We've heard of "Driving While Black" and even "picnic-ing while Black" as Black folks are racially profiled just while doing regular, everyday things.
Well, now it seems there is "Doctor-ing" or "Doing Medicine While Black" as seen by the handcuffing and detaining of Dr. Armen Henderson in Miami.
Police have launched an investigation after Dr. Henderson, who is known for testing homeless people for coronavirus in Miami was handcuffed and detained as he unloaded his van outside his home.
Video shows him being approached by a police officer as he takes items out, while loading what he said were tents into his vehicle.

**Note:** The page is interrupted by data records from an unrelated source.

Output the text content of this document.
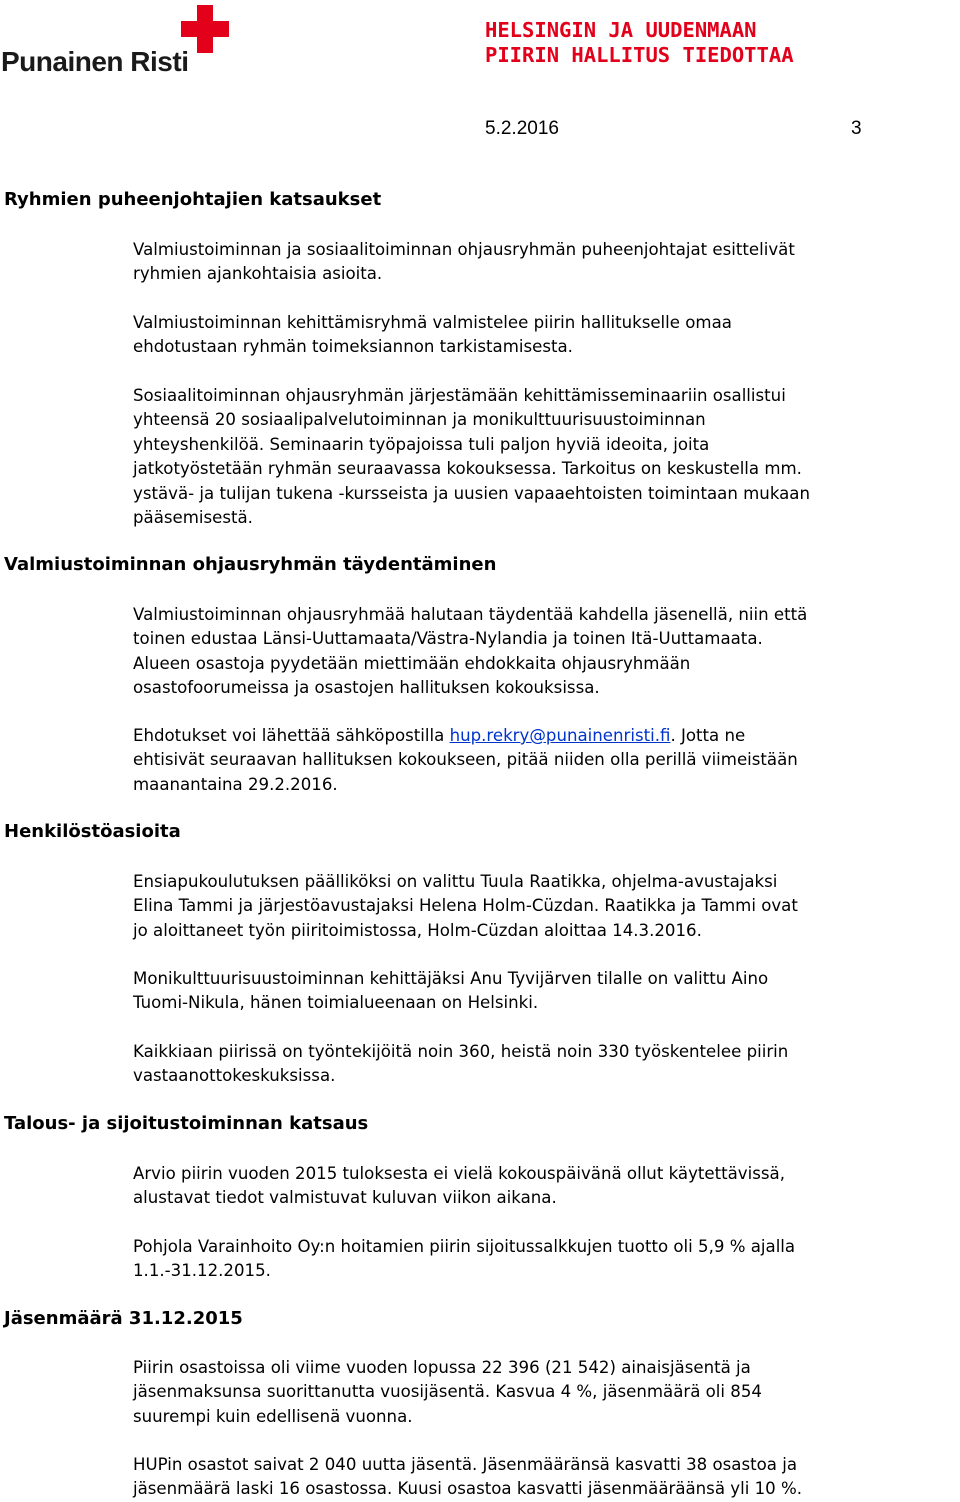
Punainen Risti
HELSINGIN JA UUDENMAAN
PIIRIN HALLITUS TIEDOTTAA
5.2.2016	3
Ryhmien puheenjohtajien katsaukset
Valmiustoiminnan ja sosiaalitoiminnan ohjausryhmän puheenjohtajat esittelivät
ryhmien ajankohtaisia asioita.
Valmiustoiminnan kehittämisryhmä valmistelee piirin hallitukselle omaa
ehdotustaan ryhmän toimeksiannon tarkistamisesta.
Sosiaalitoiminnan ohjausryhmän järjestämään kehittämisseminaariin osallistui
yhteensä 20 sosiaalipalvelutoiminnan ja monikulttuurisuustoiminnan
yhteyshenkilöä. Seminaarin työpajoissa tuli paljon hyviä ideoita, joita
jatkotyöstetään ryhmän seuraavassa kokouksessa. Tarkoitus on keskustella mm.
ystävä- ja tulijan tukena -kursseista ja uusien vapaaehtoisten toimintaan mukaan
pääsemisestä.
Valmiustoiminnan ohjausryhmän täydentäminen
Valmiustoiminnan ohjausryhmää halutaan täydentää kahdella jäsenellä, niin että
toinen edustaa Länsi-Uuttamaata/Västra-Nylandia ja toinen Itä-Uuttamaata.
Alueen osastoja pyydetään miettimään ehdokkaita ohjausryhmään
osastofoorumeissa ja osastojen hallituksen kokouksissa.
Ehdotukset voi lähettää sähköpostilla hup.rekry@punainenristi.fi. Jotta ne
ehtisivät seuraavan hallituksen kokoukseen, pitää niiden olla perillä viimeistään
maanantaina 29.2.2016.
Henkilöstöasioita
Ensiapukoulutuksen päälliköksi on valittu Tuula Raatikka, ohjelma-avustajaksi
Elina Tammi ja järjestöavustajaksi Helena Holm-Cüzdan. Raatikka ja Tammi ovat
jo aloittaneet työn piiritoimistossa, Holm-Cüzdan aloittaa 14.3.2016.
Monikulttuurisuustoiminnan kehittäjäksi Anu Tyvijärven tilalle on valittu Aino
Tuomi-Nikula, hänen toimialueenaan on Helsinki.
Kaikkiaan piirissä on työntekijöitä noin 360, heistä noin 330 työskentelee piirin
vastaanottokeskuksissa.
Talous- ja sijoitustoiminnan katsaus
Arvio piirin vuoden 2015 tuloksesta ei vielä kokouspäivänä ollut käytettävissä,
alustavat tiedot valmistuvat kuluvan viikon aikana.
Pohjola Varainhoito Oy:n hoitamien piirin sijoitussalkkujen tuotto oli 5,9 % ajalla
1.1.-31.12.2015.
Jäsenmäärä 31.12.2015
Piirin osastoissa oli viime vuoden lopussa 22 396 (21 542) ainaisjäsentä ja
jäsenmaksunsa suorittanutta vuosijäsentä. Kasvua 4 %, jäsenmäärä oli 854
suurempi kuin edellisenä vuonna.
HUPin osastot saivat 2 040 uutta jäsentä. Jäsenmääränsä kasvatti 38 osastoa ja
jäsenmäärä laski 16 osastossa. Kuusi osastoa kasvatti jäsenmääräänsä yli 10 %.
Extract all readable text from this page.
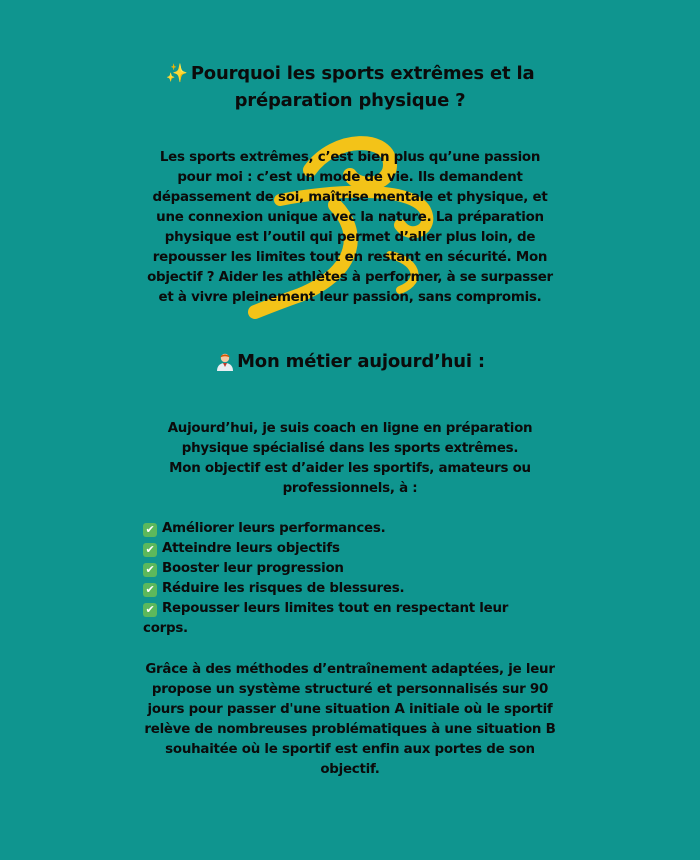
✨ Pourquoi les sports extrêmes et la préparation physique ?

Les sports extrêmes, c’est bien plus qu’une passion pour moi : c’est un mode de vie. Ils demandent dépassement de soi, maîtrise mentale et physique, et une connexion unique avec la nature. La préparation physique est l’outil qui permet d’aller plus loin, de repousser les limites tout en restant en sécurité. Mon objectif ? Aider les athlètes à performer, à se surpasser et à vivre pleinement leur passion, sans compromis.

Mon métier aujourd’hui :

Aujourd’hui, je suis coach en ligne en préparation physique spécialisé dans les sports extrêmes.
Mon objectif est d’aider les sportifs, amateurs ou professionnels, à :

✔ Améliorer leurs performances.
✔ Atteindre leurs objectifs
✔ Booster leur progression
✔ Réduire les risques de blessures.
✔ Repousser leurs limites tout en respectant leur corps.

Grâce à des méthodes d’entraînement adaptées, je leur propose un système structuré et personnalisés sur 90 jours pour passer d'une situation A initiale où le sportif relève de nombreuses problématiques à une situation B souhaitée où le sportif est enfin aux portes de son objectif.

Dr. Henderson, who goes by DrDoItAll305 on Instagram, works at the University of Miami Health System, said he was on his way to distribute the tents - along with masks, and toiletries - to homeless people in the city he is renowned for supporting amid the COVID-19 crisis.
So not only is he a medical doctor on the front lines of the pandemic taking care of patients, but he's also helping flatten the curve on his own time by working with the homeless. That's what we like to call "doing it all."
Dr. Henderson said the officer told him he had received reports of people dumping waste and that he responded that he was simply unloading his van.
He added that he was detained after he did not produce identification.
"He said, 'You should refer to me as sir or sergeant when talking to me.' I never said I was a doctor. But I didn't cuss. He just grabbed my arms and cuffed me," Dr. Henderson told the Miami Herald.
He said the officer then "yelled in my face", but the video shows him eventually being released after his wife is seen emerging from their home and presenting his ID.
But this is not the first time a doctor has been profiled. If you remember, back in 2018, Delta Airlines got in some trouble a few times with the Black doctor community.
A doctor said she was racially profiled by two flight attendants as she aided a fellow passenger on the Delta Air Lines flight.
Dr. Fatima Cody Stanford, a physician and expert in obesity medicine, told CNN she was on a flight from Indianapolis to Boston on Tuesday when a woman sitting next to her started shaking and hyperventilating.
Stanford said she was already aiding the passenger when a flight attendant came by to check the situation.
According to Stanford, the flight attendant asked if she was a doctor, to which Stanford replied yes.
Stanford said she continued to stabilize the passenger when a second flight attendant came to ask for her medical license. Stanford showed the flight attendant her license.
Stanford said that shortly afterward both flight attendants came back and questioned her credentials and asked if the medical license she was carrying belonged to her.
"The validity of me as a physician is being called into question," Stanford said of the experience.
The police department is currently launching an independent investigation into the cuffing of Dr. Henderson. In the meantime, we applaud him for all his efforts and support him in every way. Thank you doc!